Oil prices fell on concerns about US-China trade tensions and fell on Monday, weighed down by concerns about a global supply glut. The US-China trade tensions have fueled concerns about an economic slowdown and weak energy demand.
Brent crude futures were trading at $60.76 a barrel by 06:10 GMT, down 53 cents, or 0.86%, while WTI futures fell 55 cents, or 0.96%, to $56.99, erasing Friday’s gains.
Both indices fell more than 2% last week, marking their third consecutive weekly decline, partly due to the International Energy Agency’s (IEA) forecast for a growing supply glut in 2026.
Oversupply concerns due to rising production from oil-producing countries and fears of an economic slowdown stemming from escalating US-China trade tensions are adding to selling pressure.
China’s third-quarter economic growth fell to its lowest level in a year, according to data released by the Chinese Bureau of Statistics on Monday. Weak domestic demand dragged down the results, raising questions about Beijing’s reliance on exports due to trade tensions with the US.
The two major oil consumers have fueled the trade war with their opposing moves, which could disrupt global freight flows.
Last week, the head of the World Trade Organization (WTO) urged the US and China to de-escalate trade tensions and warned that the decoupling of the world’s two largest economies could reduce global economic output by 7% in the long run.
Uncertainty persists about the future of Russian oil supplies. Trump continues to pressure India to halt its purchases of Russian oil and warned again on Sunday that he would impose “high” tariffs on India if it did not stop buying.
Meanwhile, Trump and Putin agreed to hold a new summit on Thursday on the war in Ukraine, despite Washington pressuring India and China to halt their purchases.

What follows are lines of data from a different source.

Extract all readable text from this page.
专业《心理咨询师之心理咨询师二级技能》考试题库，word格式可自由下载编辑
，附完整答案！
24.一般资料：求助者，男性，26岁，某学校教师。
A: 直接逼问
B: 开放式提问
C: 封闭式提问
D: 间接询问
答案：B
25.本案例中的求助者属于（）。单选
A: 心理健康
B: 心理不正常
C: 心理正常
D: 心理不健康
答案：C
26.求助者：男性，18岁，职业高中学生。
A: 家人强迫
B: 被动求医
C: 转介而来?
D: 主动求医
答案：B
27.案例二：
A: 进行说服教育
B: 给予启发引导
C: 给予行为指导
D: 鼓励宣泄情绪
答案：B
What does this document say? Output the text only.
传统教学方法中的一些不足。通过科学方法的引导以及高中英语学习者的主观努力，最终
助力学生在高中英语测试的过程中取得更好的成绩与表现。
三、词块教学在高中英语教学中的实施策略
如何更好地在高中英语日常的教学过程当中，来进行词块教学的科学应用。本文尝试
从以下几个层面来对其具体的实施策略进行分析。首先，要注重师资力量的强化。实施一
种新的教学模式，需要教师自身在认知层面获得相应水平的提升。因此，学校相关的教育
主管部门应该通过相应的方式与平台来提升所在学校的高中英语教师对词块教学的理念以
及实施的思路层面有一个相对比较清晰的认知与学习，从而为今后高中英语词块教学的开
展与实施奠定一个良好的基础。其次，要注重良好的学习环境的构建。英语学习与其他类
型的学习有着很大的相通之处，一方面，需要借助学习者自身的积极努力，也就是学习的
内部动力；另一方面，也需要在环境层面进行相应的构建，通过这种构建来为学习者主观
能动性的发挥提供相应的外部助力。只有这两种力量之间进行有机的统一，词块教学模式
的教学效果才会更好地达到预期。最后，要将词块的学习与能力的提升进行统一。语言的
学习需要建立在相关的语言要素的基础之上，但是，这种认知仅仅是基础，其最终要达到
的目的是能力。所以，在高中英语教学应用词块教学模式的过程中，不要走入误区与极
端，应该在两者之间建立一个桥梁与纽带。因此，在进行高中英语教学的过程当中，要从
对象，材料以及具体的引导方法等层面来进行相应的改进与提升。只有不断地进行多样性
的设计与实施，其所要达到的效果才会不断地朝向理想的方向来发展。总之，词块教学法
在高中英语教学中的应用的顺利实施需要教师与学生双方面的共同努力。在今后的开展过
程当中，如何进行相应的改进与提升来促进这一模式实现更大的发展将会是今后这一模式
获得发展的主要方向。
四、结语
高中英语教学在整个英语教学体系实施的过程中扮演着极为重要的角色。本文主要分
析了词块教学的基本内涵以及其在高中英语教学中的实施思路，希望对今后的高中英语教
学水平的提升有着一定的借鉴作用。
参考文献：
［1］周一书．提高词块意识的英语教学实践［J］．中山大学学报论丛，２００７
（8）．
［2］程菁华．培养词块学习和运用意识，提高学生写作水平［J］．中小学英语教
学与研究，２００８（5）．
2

Following a meeting with Ukrainian President Volodymyr Zelenskyy at the White House on Friday, Trump called on Ukraine and Russia to “immediately stop the war,” even if it means Ukraine ceding territory.
Trade sources and analysts said that US and European pressure on Asian buyers of Russian energy could restrict India’s oil imports starting in December, potentially leading to cheaper supplies for China.
On the supply side, the number of drilling rigs in the US increased for the first time in three weeks. Baker Hughes, in a closely watched report released Friday, noted that US energy companies added oil and gas rigs for the first time in three weeks last week.